Recently, the Government of Ontario announced its intent to strengthen the rules protecting patient privacy. If passed, these amendments to the Personal Health Information Protection Act (PHIPA) would include:
- Mandatory reporting of privacy breaches to the Privacy Commissioner and potentially the regulatory colleges;
- Allow individuals to more easily prosecute offences under PHIPA by removing the 6 month limitation period following an alleged privacy breach;
- Increasing institutional fines for offences from $250,000 to $500,000;
- Increasing individual fines for offences from $50,000 to $100,000; and
- Clarifying how and when healthcare providers may collect, use and disclose personal health information contained in electronic health records.

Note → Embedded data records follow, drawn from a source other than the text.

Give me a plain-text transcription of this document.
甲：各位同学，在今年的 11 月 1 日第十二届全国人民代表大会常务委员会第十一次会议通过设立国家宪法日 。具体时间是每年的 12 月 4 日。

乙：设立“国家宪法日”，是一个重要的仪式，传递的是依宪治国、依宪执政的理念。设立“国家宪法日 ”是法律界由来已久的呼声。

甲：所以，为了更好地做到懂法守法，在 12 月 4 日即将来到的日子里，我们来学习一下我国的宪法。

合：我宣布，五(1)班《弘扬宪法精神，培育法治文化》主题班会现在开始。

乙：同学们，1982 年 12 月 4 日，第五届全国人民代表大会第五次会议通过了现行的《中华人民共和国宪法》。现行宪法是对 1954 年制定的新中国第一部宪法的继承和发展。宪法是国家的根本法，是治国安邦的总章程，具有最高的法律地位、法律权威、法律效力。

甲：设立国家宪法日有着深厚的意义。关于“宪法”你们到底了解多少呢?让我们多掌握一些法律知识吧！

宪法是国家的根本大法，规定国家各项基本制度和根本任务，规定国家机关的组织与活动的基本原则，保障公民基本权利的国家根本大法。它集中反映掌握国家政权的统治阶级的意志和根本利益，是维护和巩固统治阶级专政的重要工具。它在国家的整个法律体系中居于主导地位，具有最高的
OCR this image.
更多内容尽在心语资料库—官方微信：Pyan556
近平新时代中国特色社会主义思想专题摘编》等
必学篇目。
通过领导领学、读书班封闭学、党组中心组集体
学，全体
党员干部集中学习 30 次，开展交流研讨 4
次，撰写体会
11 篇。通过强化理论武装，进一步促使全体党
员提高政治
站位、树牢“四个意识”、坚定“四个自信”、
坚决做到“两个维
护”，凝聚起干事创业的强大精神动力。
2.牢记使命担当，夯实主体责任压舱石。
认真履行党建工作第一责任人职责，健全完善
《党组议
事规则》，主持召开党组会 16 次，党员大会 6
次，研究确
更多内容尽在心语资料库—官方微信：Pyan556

Changes to PHIPA were originally introduced in May 2013, as part of Bill 78, although the Bill did not pass before the Legislature dissolved that same month. The new round of legislation also intends to re-introduce protections to the Ontario electronic health record—a system of health records that spans the province and is shared between healthcare providers—and other personal health information. Among other things, these protections include privacy and security rules, as well as rules for how patients may control or mask their personal information contained in the electronic health record. Protecting individuals’ privacy in Canada is a patchwork of federal and provincial legislation affecting the federal and provincial public sectors, as well as private and health sectors.
Canada’s Personal Information Protection and Electronic Documents Act (PIPEDA), controls how businesses and healthcare providers may collect, use and disclose individuals’ personal information. The Provinces, including Ontario, also have legislation specifically addressing privacy in the collecting, using and disclosing of health-related information.